J. David Neelin, Chia Chou, and Hui Su
Geophys. Res. Lett., 30(24) 2003.
Paper (PDF 2.6 MB). © Copyright 2003 by the American Geophysical Union.
Abstract. Climate model global warming simulations predict large regional changes in tropical rainfall, including regions of drought. Qualitatively similar changes occur during El Niño interannual variability. Using an intermediate climate model, we have identified a mechanism that creates regional reductions in precipitation at the margins of convection zones during warming. In this ``upped-ante mechanism'', a warm troposphere increases the value of surface boundary layer moisture required for convection to occur.
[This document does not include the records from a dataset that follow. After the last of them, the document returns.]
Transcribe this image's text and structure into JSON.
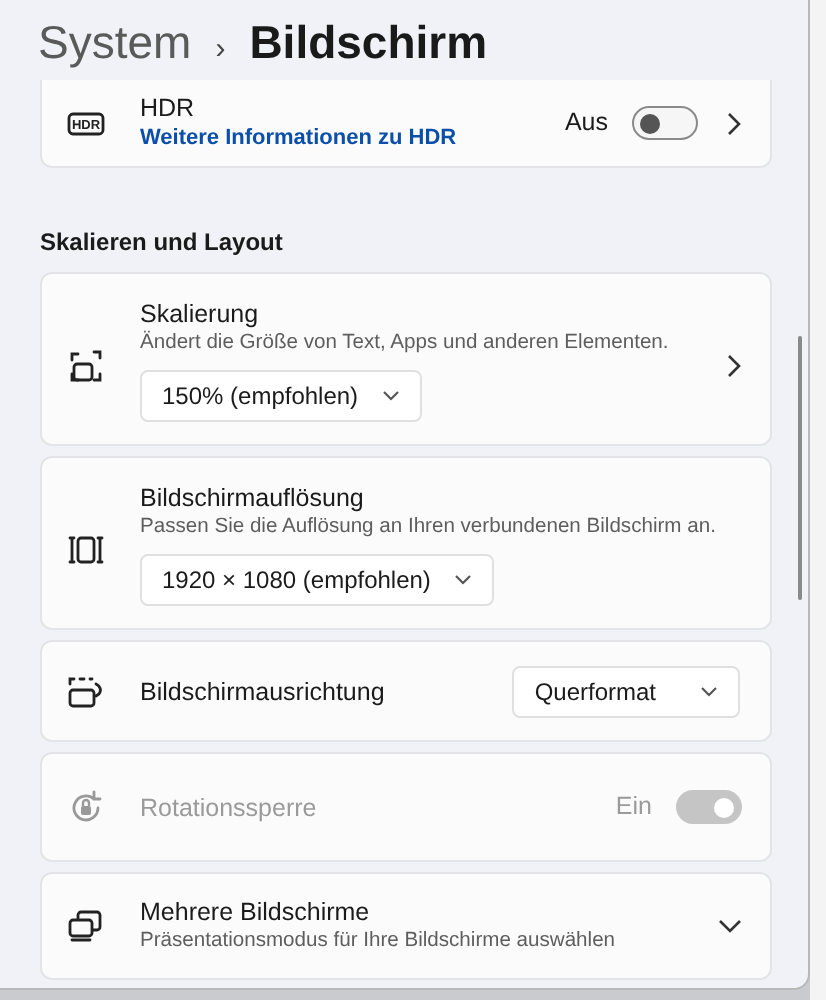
{
  "breadcrumb": {
    "parent": "System",
    "separator": "›",
    "current": "Bildschirm"
  },
  "hdr": {
    "icon_text": "HDR",
    "title": "HDR",
    "link": "Weitere Informationen zu HDR",
    "state": "Aus",
    "on": false
  },
  "section": "Skalieren und Layout",
  "settings": [
    {
      "kind": "navigate_dropdown",
      "title": "Skalierung",
      "subtitle": "Ändert die Größe von Text, Apps und anderen Elementen.",
      "value": "150% (empfohlen)"
    },
    {
      "kind": "dropdown",
      "title": "Bildschirmauflösung",
      "subtitle": "Passen Sie die Auflösung an Ihren verbundenen Bildschirm an.",
      "value": "1920 × 1080 (empfohlen)"
    },
    {
      "kind": "inline_dropdown",
      "title": "Bildschirmausrichtung",
      "value": "Querformat"
    },
    {
      "kind": "toggle",
      "title": "Rotationssperre",
      "state": "Ein",
      "on": true,
      "disabled": true
    },
    {
      "kind": "expander",
      "title": "Mehrere Bildschirme",
      "subtitle": "Präsentationsmodus für Ihre Bildschirme auswählen",
      "expanded": false
    }
  ]
}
In regions of plentiful moisture supply, moisture simply rises to maintain precipitation, but this increases the moisture gradient relative to neighboring subsidence regions. Reductions in rainfall then result for those margins of convection zones that have strong inflow of air from the subsidence regions and less frequently meet the increased ``ante'' for convection. In simulations analyzed here, this new mechanism is the leading cause of tropical drought in the global warming case and is dominant in certain El Niño drought regions.
Citation. Neelin, J. D., C. Chou, and H. Su, 2003: Tropical drought regions in global warming and El Nino teleconnections. Geophys. Res. Lett., 30(24) 2275, doi:10.1029/2003GLO018625.